I have been going through the last few weeks thinking about bringing our production company up to the next level. We have been using a HL-DV7AW Ikegami 16:9/4:3 2/3" chip camera, a couple of Panasonic DVC-200 4:3 1/2" chip and an XL1s. We do mostly TV commercials and music video and have had a lot of success with film type looks using magic bullet editor in Final cut and Nattress G-Film for a 24p motion look. What i am wondering is that if we shift our camera inventory around to XL2 cameras will we end up with a better product output. All of our work has a non-video look and I wonder if a true 24p with cini gamma from the camera look will outweigh the larger chip size and better lenses of our present cameras that then get software processed for a film motion and gamma look.
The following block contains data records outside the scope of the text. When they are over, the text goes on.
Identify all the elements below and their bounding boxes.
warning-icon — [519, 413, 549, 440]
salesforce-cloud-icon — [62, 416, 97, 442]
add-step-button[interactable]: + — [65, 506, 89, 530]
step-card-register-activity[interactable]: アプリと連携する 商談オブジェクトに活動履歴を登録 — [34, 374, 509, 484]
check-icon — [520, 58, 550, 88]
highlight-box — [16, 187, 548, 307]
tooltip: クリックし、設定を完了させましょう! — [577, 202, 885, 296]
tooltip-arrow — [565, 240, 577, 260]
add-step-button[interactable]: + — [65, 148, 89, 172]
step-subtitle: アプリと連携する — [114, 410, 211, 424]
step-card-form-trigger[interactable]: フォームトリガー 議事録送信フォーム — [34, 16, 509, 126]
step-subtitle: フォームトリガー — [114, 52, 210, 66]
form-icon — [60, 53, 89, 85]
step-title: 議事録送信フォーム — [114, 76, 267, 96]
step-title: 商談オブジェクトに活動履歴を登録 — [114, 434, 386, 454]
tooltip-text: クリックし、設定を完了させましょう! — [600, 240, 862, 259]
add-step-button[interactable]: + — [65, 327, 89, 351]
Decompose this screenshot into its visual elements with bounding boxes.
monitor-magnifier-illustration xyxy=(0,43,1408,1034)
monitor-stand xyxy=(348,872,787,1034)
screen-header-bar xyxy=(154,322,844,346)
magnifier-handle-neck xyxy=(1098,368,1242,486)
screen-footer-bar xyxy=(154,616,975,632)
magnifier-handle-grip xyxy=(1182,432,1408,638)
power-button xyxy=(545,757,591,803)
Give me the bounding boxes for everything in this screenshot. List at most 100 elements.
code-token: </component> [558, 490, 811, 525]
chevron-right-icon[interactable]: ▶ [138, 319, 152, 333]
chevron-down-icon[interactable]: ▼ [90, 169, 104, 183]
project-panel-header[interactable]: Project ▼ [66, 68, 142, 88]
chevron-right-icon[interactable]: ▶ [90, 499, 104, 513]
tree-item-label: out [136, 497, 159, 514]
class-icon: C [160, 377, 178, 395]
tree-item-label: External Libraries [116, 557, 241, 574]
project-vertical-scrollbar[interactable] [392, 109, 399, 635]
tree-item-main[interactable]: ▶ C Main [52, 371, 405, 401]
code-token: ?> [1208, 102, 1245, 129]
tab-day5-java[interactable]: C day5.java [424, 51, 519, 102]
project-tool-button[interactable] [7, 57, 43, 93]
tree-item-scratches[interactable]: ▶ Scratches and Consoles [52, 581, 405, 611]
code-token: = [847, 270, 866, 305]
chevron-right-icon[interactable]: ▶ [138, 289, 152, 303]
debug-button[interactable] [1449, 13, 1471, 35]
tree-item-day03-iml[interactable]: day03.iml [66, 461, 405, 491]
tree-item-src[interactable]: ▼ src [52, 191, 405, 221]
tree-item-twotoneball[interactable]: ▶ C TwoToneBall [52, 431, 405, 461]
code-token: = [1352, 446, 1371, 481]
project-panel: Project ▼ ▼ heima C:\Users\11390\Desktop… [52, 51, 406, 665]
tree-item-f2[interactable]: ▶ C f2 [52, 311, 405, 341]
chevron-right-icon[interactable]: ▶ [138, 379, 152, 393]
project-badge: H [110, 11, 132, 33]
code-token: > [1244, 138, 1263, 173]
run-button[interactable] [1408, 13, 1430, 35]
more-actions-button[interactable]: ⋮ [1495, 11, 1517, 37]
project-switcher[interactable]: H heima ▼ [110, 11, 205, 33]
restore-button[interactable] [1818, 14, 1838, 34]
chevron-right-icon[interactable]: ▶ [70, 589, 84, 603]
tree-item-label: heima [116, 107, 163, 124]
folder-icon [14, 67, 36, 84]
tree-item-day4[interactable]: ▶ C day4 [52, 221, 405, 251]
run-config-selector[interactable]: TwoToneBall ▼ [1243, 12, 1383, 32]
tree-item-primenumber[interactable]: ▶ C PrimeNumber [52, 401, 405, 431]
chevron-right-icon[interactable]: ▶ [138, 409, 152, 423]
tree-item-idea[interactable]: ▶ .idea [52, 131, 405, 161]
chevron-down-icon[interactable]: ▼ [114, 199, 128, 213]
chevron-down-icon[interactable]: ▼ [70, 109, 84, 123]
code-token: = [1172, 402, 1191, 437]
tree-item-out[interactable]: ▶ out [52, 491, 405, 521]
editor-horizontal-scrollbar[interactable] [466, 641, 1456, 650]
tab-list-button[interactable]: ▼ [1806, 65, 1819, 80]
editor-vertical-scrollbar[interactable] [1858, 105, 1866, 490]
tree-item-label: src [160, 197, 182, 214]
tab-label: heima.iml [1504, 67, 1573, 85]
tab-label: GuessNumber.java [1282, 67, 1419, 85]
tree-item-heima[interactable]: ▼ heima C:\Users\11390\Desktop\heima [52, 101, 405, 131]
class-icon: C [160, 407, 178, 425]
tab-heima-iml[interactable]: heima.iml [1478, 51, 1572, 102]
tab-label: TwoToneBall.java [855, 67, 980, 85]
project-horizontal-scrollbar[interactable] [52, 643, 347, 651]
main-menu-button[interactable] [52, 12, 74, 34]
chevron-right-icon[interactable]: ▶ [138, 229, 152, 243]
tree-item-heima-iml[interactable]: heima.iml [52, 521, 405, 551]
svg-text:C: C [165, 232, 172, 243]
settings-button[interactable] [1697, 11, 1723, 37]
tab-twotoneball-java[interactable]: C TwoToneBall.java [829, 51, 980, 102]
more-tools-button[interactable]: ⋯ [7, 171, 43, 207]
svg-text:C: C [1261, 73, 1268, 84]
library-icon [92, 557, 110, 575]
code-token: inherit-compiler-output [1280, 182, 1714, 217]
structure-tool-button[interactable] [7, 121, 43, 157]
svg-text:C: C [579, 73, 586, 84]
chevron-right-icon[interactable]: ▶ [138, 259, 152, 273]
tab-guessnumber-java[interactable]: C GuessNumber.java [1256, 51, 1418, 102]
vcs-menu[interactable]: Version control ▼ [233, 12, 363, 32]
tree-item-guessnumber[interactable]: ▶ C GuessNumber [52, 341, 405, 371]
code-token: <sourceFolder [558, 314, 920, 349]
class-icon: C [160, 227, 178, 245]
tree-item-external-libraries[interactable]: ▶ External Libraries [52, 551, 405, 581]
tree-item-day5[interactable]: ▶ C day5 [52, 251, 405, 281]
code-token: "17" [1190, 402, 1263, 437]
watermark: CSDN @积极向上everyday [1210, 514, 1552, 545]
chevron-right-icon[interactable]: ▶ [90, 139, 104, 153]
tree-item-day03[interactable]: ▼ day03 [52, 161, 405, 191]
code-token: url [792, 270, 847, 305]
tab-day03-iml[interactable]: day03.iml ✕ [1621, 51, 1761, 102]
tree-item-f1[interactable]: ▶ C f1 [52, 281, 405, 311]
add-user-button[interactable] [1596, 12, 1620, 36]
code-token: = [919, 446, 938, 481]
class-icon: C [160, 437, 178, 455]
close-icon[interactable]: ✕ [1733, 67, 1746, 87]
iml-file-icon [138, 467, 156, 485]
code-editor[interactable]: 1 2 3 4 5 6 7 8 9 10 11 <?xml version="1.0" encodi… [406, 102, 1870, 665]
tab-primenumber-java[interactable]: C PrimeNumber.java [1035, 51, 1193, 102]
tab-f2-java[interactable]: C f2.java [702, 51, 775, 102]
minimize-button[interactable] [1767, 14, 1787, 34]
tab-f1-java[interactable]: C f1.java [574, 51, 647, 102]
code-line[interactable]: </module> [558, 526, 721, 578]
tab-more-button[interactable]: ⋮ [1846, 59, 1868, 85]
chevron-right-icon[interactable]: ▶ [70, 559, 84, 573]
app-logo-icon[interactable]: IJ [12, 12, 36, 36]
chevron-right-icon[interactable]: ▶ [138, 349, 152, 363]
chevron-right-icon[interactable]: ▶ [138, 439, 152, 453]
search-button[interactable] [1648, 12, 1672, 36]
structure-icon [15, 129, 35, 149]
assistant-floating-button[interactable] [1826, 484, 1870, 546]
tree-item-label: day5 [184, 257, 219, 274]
I realize that this is something that I'll ultimately have to decide but any experience in this area would be appreciated



Barry Green October 18th, 2004 03:45 PM

That's a difficult one to answer.

The only thing that can be definitively stated is that a true 24P capture process will give you more filmlike motion rendering than any 24P simulator from 60i material. However, how much better is the question -- is it 10 times better? or 10% better? That depends on the simulator and on the specific subject matter you're shooting.

If you're happy with the results you're getting, why switch?

For interlaced video, I'm sure the Ikegami is going to do a better job than the XL2. For filmlook video, I don't know that there's an easy answer -- the best thing for you to do is get ahold of one for a day (preferably with an experienced operator) and shoot some side-by-side's to know for a fact whether the output you seek will be delivered.

Richard Lubash October 18th, 2004 06:26 PM

Hi Barry,

Thanks very much for the well thought out reply. We had a DVX100 (not A) when they first came out an it worked well under the right lighting but unfortunately some of the commercials and music performance videos we do are not conducive to studio or production type high budget lighting and it fell short in that area. Some of the stuff we do almost needs that ENG capability and for that the XL1s has been a great improvement over the XL1. Some of the XL2 footage I've seen (especially a 210mb DV clip posted on the XL2 forum) has actually looked quite good for both low light as well as pretty decent resolution when going wide. We have the 16X manual and 3X wide XL lenses and your suggestion to obtain an XL2 and try a side-by-side is a good idea. If I can find a production group here in Atlanta possibly I'll offer to bring out the Ike on a 16:9 shoot for a copy of the XL2 footage and play with the results in the Final Cut Pro with the plugins and compare.